New measurement systems are often very similar to systems already customized to specific industries. Newcomers often find it easiest to study existing systems to understand how a custom system can fit into their own application. Some well-known systems are currently in use in breweries, soft drink and beverage production, crystallization processes, and print plants.
• Beverages – beverage systems require precise volumetric and temperature measurements. System components must allow for limited footprint space. They must also allow convenient operation. One concentration measurement involves specific gravity. For beer, this means a measure of the amount of fermentable and unfermentable components of the wort (the liquid from the mashing process) before the fermentation process. The specific gravity is an essential part of the recipe, and regulating this measurement is an important part of quality control. In soft drinks, a key concentration measurement is brix, which is the sugar content held in the aqueous solution. Agile measurement systems allow the concentration measurements to be taken at various points in the processing pipeline, and coordinated at the control center.

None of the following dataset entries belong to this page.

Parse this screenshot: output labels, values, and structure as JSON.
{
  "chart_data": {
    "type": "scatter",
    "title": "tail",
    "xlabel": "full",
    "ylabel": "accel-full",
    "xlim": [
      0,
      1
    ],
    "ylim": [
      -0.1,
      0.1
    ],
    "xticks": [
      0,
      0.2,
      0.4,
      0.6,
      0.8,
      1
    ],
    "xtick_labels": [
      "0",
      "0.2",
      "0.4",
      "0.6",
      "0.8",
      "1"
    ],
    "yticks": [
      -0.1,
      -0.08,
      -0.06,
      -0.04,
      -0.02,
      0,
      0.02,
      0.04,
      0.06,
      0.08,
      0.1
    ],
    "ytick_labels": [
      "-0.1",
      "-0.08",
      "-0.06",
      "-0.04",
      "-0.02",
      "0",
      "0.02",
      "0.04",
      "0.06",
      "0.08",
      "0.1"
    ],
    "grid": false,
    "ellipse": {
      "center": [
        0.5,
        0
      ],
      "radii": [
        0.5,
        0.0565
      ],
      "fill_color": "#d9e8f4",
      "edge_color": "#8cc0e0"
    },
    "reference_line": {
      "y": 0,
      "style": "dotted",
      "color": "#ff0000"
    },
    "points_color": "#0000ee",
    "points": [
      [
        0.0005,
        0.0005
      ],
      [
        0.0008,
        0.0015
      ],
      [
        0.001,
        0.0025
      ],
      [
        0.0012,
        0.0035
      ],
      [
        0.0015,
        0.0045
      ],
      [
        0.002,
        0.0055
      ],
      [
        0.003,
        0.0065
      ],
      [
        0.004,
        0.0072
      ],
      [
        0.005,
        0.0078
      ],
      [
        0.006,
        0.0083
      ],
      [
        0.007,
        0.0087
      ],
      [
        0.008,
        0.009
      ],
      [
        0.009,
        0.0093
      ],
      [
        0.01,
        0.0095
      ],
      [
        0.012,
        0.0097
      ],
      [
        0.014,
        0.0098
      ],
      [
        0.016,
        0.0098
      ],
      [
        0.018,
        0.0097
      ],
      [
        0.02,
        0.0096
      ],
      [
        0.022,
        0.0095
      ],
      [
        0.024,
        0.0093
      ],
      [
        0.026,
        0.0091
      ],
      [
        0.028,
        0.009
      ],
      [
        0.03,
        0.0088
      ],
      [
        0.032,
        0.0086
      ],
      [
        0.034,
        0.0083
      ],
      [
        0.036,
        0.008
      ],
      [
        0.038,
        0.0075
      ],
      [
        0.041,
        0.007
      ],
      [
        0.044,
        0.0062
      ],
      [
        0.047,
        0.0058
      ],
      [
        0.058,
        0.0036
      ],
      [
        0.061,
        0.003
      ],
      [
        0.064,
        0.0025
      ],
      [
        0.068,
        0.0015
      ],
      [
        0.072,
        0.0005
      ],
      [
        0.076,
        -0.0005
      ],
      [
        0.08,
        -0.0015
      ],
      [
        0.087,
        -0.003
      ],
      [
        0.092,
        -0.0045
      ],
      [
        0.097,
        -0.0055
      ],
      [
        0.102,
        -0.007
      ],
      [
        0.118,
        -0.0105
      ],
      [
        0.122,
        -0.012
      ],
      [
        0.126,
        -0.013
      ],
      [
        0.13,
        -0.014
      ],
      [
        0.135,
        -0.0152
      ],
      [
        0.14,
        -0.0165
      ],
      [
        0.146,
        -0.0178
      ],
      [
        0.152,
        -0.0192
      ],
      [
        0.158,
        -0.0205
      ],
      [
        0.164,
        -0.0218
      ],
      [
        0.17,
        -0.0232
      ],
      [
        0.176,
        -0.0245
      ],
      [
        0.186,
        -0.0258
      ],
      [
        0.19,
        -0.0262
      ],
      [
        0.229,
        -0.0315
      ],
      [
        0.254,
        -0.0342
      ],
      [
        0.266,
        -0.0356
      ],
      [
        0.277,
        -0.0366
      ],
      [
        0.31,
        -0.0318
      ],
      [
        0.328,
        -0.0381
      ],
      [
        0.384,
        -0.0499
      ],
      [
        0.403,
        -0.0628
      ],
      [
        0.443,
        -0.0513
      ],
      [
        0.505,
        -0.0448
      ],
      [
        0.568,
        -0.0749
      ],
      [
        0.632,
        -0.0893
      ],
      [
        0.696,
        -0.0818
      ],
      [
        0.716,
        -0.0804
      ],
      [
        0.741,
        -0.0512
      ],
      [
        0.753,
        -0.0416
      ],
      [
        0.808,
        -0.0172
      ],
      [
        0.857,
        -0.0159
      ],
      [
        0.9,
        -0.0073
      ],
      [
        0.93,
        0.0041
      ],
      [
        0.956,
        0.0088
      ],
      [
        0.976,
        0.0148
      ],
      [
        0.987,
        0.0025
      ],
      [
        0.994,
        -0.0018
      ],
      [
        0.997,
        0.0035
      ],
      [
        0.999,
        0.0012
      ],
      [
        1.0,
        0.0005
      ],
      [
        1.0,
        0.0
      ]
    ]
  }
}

• Crystallization process – controlling crystal growth is an exacting process not unlike annealing metal, or curing a concrete slab. Like concrete, the crystallization process must be monitored and temperature controlled in order to yield a well-formed, stable structure. Ultrasonic systems allow the lab technician to determine the amount of saturation, supersaturation, and portion of crystal content, in order to control the process.
• Print Plants – ultrasonic systems control the blending process for the raw print materials, particularly the concentration of isopropyl alcohol (IPA). The system must ensure that the concentrations remain uniform throughout the process, that the amount of wasted alcohol is minimized, and that the IPA does not escape the system and pollute the environment.
Ultrasonic sensors take advantage of the property of fluids to conduct sound waves. Much like a toy boat is placed into a moving stream, a sound wave can be generated at one point of fluid travel and be measured some distance later in order to yield fluid speed. The speed of the ultrasonic wave not only depends on the speed of the fluid, but on the nature of the fluid itself. For this reason, a fluid with a different concentration will yield a different ultrasonic velocity. The velocity factors are well documented for many standard processes. Determining factors for new processes is a simple and straightforward matter. Sensors can yield highly accurate measurements using this technology. A representative accuracy is +/- 0.05 m/s.
Sampling the fluids differs by application. Piped systems often take advantage of integrated inline sensor/detector combos. Other applications are suited for an immersion type sensor. Still others, particularly those involving caustic substances, can take advantage of the ability of an ultrasonic system to measure from outside the piping.
Controllers allow systems to operate in a stand-alone fashion. One controller can monitor one or more sensors to monitor measurements and check against measurement standards. Some controllers form a feedback system with the process. For instance, in the print plant example, a controller can reduce the IPA when it detects a growing concentration. Other controllers are set in monitor mode, and only alert the operator when concentrations exceed preset standards. Controllers will show an alert on their displays. They can also provide a current sink in order to activate a visible or audible alarm.